I've recently got the question about rotation around x-axis. You know, where you calculate the volume, when a function is rotated $360^o$ around.
In my books they says that the function should be continuous from $a$ to $b$ and not negative.
This picture show what I mean: continuous non-negative function
And my question here: continuous negative function
I did an example with $f(x)=-x^2+5x+10$ and $g(x)=2x$ where I have to find the volume of $f$ and $g$ where both functions are rotated around $x-axis$.

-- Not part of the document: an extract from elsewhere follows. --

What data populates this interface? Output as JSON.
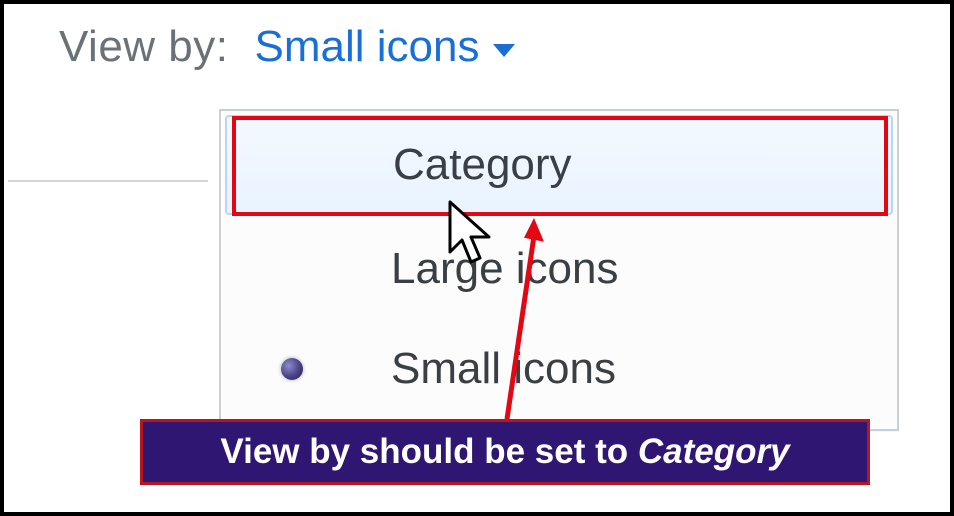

My example calculations: $V=\pi\int_{-2}^{5}(f(x)^2-g(x)^2)dx=\frac{27097}{30}\pi$ and a graph (not 3D) here: graph of the functions
I hope your guys understand me and can help me to answer the question.

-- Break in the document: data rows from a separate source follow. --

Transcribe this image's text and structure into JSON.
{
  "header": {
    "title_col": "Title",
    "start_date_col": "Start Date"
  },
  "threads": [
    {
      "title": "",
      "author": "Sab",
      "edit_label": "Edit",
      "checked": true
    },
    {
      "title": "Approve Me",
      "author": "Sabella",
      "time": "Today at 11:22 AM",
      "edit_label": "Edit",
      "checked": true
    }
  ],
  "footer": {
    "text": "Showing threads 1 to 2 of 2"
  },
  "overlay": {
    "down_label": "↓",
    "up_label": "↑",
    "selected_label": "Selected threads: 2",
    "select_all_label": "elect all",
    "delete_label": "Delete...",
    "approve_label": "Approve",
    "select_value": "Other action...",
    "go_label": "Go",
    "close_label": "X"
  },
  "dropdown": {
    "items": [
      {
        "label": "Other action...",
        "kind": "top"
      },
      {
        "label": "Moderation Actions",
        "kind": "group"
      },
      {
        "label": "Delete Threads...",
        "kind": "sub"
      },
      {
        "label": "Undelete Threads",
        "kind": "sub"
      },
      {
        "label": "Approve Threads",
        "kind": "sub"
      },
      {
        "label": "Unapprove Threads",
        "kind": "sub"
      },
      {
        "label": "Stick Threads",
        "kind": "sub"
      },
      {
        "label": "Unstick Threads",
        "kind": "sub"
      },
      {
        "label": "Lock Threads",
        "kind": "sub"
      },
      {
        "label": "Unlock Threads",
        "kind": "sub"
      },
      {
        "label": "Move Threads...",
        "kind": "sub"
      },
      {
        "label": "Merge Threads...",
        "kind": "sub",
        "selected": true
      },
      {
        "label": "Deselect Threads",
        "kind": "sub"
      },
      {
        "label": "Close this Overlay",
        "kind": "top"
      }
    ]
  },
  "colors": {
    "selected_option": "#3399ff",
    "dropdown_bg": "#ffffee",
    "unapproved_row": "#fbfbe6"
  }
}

I assume you are finding the volume bounded by $R=f(x)$ on the outside and $R=g(x)$ on the inside.
If the function $f(x)$ is positive and $g(x)$ is negative at that same value of $x$, then the disk-shaped volume-element "bounded" by the rotations of $f$ and $g$ will have a radius of the larger of $f(x)$ and $g(x)$. But the integral you get by just applying the formula would give the same thing as the disk-with-a-hole-shaped volume-element bounded by the two positive radii $f(x)$ and $-g(x)$. Obviously, these are not equivalent.
For just a single function rotated around the $x$ axis, you actually can work with positive and negative $f(x)$ in the same volume integral without encountering this error.